Customizing your REPL in clj
There was a question on Slack this evening about getting a similar effect to the injections feature of Leiningen in clj. There is no built-in feature for this, but you don’t really need one. The provided clojure.main/repl function is highly customizable. For example, it provides an :eval
hook, which defaults to just the eval
function.
But that’s a great place to inject your own code around every eval, you’re almost there. At an existing repl, you can try a program like this to start a new nested repl with that function:
(require '[clojure.main :as m])
(m/repl
:init #(apply require m/repl-requires)
:eval (fn [form]
(do
(require '[clojure.pprint :refer [pp]])
(eval form))))
The :init hook replicates what clojure.main uses as an initial binding set, so it’s good to repeat that.

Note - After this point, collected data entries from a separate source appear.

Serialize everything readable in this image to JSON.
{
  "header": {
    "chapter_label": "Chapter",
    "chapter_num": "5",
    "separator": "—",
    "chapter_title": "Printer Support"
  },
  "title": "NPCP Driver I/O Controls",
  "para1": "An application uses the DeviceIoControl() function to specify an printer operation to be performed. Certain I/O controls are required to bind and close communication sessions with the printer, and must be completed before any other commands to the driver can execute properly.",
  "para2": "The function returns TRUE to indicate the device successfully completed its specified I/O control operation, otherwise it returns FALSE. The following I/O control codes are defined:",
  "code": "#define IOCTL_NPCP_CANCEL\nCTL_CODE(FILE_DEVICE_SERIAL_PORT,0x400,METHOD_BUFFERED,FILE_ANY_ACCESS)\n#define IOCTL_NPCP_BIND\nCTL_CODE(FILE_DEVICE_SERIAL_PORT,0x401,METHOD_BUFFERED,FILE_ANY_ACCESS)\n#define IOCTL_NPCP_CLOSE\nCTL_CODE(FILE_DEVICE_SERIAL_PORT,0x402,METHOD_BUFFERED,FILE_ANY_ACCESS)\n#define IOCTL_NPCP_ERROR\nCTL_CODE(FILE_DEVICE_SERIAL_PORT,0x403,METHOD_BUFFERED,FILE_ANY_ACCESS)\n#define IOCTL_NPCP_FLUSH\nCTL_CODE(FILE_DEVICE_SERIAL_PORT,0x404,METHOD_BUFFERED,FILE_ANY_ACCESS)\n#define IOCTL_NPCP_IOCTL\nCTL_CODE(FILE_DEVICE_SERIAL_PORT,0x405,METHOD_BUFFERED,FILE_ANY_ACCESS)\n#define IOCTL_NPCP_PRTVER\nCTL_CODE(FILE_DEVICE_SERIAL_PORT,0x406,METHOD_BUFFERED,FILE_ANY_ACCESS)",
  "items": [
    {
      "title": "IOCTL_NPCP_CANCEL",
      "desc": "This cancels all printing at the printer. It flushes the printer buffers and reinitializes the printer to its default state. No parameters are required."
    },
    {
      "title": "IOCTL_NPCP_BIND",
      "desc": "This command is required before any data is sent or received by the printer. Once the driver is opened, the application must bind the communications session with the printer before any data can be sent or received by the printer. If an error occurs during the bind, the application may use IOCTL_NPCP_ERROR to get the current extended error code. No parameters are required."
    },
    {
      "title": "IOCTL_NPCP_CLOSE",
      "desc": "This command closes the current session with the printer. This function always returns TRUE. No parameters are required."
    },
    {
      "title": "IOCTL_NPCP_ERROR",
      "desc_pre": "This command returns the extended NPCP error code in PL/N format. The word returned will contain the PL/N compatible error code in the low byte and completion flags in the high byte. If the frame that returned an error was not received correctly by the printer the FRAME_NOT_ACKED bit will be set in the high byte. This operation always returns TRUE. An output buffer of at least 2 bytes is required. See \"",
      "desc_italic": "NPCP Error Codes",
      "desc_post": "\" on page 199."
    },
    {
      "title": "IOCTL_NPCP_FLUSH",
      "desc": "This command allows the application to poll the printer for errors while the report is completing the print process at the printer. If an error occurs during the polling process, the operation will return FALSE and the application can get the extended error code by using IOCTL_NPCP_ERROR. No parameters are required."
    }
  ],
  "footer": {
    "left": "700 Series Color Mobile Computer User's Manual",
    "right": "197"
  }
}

The :eval hook just does an additional referral, making pp
always available.
You can start this as your actual repl at a command line by just smooshing it all together:
clj -e "(require '[clojure.main :as m]) \
(m/repl :init #(apply require m/repl-requires) \
:eval (fn [form] (do (require '[clojure.pprint :refer [pp]]) \
(eval form))))"
Or you can pack it into your deps.edn (using the Corfield comma as bash-safe whitespace):
{:aliases {:repl {:main-opts ["-e" "(require,'[clojure.main,:as,m])(m/repl,:init,#(apply,require,m/repl-requires),:eval,(fn,[form],(do,(require,'[clojure.pprint,:refer,[pp]])(eval,form))))"]}}}
then just clj -A:repl
It would be pretty easy to wrap this tiny program into a tool with the injections as an argument for reuse but not sure it’s worth that.